According to Lord Keynes, beating the market requires long-term thinking, something that’s difficult to do in a group setting or on behalf of clients because it often involves going against the crowd.
Understandably, most fund managers are afraid of appearing to be eccentric, unconventional and rash. Let’s face it; it’s makes raising assets much harder. However, the best investment opportunities often hide in places where few other investors are looking.
Frederik Vanhaverbeke recently published: Excess Returns: A Comparative Study of the Methods of the World’s Greatest Investors. The book is a study a group of extra-ordinary investors that have beaten the US stock market over periods longer than 10 years.
A summary of Vanhaverbeke’s research can be found in the AAII article: Investment Wisdom from Wall Street Legends. Vanhaverbeke found that each of these investors, although very different, shared certain features in common.

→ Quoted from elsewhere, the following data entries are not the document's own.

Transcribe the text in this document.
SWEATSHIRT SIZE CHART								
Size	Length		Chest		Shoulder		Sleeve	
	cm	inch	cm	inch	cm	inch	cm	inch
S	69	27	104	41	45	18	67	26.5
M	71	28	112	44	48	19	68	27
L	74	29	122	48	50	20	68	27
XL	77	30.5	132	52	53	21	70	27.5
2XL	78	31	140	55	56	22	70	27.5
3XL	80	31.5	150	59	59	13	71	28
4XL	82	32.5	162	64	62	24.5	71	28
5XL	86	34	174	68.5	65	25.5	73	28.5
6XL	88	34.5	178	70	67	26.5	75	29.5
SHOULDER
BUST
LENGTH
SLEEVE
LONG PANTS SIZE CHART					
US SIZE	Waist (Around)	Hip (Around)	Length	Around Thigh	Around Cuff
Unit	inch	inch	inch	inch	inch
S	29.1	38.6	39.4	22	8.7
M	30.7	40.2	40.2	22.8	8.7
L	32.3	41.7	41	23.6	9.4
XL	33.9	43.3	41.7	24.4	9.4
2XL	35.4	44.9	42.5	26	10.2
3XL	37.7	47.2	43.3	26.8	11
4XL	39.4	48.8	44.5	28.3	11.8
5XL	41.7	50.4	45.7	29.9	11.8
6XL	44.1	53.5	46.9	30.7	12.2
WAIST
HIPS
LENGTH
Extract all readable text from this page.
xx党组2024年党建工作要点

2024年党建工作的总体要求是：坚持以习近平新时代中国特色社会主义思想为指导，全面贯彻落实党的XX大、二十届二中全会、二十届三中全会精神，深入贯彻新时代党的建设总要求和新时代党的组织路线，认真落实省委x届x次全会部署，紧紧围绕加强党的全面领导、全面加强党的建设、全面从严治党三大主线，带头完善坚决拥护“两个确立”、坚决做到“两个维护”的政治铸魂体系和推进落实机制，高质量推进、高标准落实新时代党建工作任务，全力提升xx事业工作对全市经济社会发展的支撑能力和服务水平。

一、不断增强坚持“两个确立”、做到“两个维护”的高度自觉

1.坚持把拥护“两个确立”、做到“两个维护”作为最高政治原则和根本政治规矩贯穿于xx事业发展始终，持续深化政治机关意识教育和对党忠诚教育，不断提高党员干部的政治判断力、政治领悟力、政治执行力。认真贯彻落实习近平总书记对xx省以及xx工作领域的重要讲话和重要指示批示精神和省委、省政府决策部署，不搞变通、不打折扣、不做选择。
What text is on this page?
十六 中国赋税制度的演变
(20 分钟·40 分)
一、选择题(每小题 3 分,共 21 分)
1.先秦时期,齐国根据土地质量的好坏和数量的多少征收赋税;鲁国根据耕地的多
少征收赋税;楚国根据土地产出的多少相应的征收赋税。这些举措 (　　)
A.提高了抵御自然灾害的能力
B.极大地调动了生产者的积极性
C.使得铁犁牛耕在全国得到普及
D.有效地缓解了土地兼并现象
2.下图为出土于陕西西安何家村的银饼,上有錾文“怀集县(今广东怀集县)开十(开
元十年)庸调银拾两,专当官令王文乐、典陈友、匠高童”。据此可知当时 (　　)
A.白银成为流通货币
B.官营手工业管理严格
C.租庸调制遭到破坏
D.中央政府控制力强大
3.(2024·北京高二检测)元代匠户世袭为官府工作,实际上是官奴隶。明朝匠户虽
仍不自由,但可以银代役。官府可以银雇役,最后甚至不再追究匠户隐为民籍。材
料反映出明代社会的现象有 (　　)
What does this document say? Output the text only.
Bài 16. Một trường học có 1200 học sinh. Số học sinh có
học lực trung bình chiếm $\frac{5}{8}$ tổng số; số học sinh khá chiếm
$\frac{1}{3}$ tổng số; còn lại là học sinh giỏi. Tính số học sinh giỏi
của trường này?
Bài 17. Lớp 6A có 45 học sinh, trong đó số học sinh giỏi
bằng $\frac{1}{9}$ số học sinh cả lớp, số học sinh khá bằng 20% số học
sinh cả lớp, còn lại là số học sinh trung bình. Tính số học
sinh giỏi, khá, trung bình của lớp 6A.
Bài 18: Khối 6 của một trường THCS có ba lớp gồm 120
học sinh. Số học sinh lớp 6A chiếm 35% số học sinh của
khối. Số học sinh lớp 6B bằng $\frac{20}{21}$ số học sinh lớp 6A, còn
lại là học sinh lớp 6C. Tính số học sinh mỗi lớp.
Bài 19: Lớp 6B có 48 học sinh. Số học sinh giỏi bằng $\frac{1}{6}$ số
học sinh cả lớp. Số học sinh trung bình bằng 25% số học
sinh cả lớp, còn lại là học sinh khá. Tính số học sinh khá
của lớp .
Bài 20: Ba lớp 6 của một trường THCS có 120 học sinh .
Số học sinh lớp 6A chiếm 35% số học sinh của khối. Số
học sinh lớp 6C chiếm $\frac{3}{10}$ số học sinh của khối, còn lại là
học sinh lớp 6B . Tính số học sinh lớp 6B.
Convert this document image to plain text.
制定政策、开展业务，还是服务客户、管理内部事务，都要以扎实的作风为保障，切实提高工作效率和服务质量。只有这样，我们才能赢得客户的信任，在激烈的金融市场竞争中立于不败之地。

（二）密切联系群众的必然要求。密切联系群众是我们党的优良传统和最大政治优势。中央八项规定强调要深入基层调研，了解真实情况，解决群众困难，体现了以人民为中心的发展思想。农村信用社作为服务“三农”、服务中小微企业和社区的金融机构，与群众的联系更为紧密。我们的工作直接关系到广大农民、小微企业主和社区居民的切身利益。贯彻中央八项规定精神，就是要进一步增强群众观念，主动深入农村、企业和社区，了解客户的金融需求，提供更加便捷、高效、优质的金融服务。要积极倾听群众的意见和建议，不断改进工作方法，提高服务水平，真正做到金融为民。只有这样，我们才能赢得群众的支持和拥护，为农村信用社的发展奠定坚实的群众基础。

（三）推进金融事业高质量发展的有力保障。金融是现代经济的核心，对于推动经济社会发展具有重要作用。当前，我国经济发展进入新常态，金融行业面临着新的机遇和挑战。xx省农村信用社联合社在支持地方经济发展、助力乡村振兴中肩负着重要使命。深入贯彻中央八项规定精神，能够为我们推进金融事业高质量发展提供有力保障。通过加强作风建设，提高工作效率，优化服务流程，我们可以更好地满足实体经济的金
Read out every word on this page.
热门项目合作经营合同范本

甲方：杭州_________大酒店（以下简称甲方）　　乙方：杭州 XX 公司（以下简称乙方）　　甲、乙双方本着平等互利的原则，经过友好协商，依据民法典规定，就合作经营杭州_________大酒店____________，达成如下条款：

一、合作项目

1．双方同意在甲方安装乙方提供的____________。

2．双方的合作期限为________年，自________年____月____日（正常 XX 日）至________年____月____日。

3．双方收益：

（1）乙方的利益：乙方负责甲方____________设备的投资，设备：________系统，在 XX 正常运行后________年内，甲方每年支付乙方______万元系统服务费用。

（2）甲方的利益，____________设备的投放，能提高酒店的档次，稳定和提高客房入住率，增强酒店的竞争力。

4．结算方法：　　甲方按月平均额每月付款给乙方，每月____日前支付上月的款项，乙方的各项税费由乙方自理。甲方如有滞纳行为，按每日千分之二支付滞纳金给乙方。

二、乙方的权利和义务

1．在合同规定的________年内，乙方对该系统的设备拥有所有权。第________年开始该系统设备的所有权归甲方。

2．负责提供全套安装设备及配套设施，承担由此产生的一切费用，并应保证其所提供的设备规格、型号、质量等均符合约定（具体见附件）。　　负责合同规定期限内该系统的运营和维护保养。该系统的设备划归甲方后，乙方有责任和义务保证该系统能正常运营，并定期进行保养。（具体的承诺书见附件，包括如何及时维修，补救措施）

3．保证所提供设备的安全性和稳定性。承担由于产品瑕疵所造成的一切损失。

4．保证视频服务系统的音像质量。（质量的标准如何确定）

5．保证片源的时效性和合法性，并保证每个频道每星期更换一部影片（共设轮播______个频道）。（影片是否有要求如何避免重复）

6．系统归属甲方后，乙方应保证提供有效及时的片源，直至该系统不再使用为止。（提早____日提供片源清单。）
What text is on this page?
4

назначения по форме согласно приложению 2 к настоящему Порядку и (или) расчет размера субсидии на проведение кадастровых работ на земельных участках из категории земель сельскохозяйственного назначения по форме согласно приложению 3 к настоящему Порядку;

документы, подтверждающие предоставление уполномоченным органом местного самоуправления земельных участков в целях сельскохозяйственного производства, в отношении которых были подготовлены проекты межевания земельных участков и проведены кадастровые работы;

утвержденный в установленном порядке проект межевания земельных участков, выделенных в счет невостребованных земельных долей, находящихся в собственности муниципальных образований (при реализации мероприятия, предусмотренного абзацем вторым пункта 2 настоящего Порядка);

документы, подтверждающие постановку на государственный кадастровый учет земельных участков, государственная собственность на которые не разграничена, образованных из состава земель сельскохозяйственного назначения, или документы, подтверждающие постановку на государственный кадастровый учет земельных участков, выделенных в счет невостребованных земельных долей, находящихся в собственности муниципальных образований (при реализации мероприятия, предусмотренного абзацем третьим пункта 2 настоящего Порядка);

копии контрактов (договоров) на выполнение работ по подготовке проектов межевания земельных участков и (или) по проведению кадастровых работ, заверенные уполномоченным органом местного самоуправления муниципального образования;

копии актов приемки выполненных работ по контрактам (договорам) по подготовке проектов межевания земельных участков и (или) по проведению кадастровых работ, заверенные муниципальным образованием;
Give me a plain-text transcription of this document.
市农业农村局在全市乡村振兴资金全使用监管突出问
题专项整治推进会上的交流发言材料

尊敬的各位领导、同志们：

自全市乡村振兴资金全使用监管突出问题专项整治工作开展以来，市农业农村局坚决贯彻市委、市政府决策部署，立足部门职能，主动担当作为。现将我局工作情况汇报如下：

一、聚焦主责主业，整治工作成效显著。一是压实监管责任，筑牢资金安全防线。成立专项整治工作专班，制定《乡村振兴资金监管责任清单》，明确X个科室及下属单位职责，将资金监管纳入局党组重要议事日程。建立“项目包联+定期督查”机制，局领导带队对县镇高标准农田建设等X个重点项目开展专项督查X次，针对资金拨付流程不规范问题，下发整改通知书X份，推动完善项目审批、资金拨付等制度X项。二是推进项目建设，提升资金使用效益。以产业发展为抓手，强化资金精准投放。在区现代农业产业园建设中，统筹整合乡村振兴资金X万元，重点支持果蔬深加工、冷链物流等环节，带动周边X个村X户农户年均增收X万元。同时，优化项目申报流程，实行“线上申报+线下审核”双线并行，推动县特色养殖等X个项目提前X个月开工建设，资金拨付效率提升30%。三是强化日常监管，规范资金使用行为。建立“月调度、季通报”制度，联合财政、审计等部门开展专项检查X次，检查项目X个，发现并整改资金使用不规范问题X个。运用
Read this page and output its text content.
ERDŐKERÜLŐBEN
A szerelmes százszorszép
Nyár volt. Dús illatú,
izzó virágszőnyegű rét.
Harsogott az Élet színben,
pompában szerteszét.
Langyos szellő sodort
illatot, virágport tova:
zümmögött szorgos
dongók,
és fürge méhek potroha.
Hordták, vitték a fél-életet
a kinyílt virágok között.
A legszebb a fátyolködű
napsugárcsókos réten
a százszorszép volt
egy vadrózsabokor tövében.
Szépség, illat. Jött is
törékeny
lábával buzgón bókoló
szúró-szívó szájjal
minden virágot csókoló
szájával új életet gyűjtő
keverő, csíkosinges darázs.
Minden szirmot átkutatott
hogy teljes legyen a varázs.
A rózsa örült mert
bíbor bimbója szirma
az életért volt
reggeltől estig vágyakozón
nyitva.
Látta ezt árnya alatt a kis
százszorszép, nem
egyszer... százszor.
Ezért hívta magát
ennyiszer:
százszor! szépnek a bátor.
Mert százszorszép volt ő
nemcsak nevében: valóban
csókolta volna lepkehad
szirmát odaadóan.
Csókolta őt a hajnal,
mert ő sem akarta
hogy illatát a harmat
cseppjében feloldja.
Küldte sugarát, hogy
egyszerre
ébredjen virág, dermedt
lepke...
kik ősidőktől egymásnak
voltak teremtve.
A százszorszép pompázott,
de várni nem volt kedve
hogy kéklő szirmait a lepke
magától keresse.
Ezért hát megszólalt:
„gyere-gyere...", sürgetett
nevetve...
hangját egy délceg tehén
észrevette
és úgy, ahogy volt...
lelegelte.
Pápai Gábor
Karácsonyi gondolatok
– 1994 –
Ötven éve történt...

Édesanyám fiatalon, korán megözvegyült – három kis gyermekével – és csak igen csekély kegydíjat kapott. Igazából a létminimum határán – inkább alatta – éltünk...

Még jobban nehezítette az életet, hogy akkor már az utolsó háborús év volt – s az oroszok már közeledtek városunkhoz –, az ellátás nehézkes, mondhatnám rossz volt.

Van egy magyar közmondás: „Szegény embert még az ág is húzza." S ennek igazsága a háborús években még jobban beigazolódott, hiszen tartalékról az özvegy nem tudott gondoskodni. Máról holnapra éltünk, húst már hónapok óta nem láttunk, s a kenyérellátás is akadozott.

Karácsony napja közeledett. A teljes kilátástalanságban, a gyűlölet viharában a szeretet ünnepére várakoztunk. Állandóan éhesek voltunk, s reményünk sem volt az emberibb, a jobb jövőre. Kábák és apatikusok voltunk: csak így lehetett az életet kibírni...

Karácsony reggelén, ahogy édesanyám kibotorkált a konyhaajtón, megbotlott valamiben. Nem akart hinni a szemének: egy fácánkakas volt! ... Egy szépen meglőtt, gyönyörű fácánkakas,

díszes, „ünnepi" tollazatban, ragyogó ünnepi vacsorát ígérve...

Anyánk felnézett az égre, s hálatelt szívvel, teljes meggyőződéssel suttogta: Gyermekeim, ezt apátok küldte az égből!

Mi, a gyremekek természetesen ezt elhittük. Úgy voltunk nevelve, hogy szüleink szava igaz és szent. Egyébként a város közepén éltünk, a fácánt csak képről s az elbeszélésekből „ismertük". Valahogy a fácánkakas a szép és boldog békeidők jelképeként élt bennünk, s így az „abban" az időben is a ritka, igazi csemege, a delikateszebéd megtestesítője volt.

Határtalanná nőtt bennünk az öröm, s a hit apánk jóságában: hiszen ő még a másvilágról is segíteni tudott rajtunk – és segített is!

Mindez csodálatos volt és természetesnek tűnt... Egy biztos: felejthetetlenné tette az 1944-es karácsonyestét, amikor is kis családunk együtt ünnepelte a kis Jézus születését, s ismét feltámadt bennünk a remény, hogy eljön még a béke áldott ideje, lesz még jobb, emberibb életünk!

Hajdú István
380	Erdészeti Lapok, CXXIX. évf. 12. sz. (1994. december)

The surprising thing is that their recommendations on how to beat the market are both eerily similar and pretty different from the way the average investor manages his or her investments. They look in the same uncommon places for bargains. They emphasize the same subtle qualitative factors in their due diligence, factors that are ignored by most other investors. They have similar buy and sell practices that fly in the face of conventional wisdom. And their risk management and portfolio construction run counter to academic theories on these subjects. Moreover, unlike the efficient market hypothesis, which assumes that most investors are rational, they stress that staying rational is a huge challenge that requires discipline and effective coping with psychological biases.
In short, successful long term investors share one particular trait in common: they have no problem appearing “eccentric, unconventional and rash in the eyes of average opinion.”
They understand, as did Lord Keynes – a very successful investor in his own right – that you are far more likely to identify compelling opportunities if you look where nobody else is looking.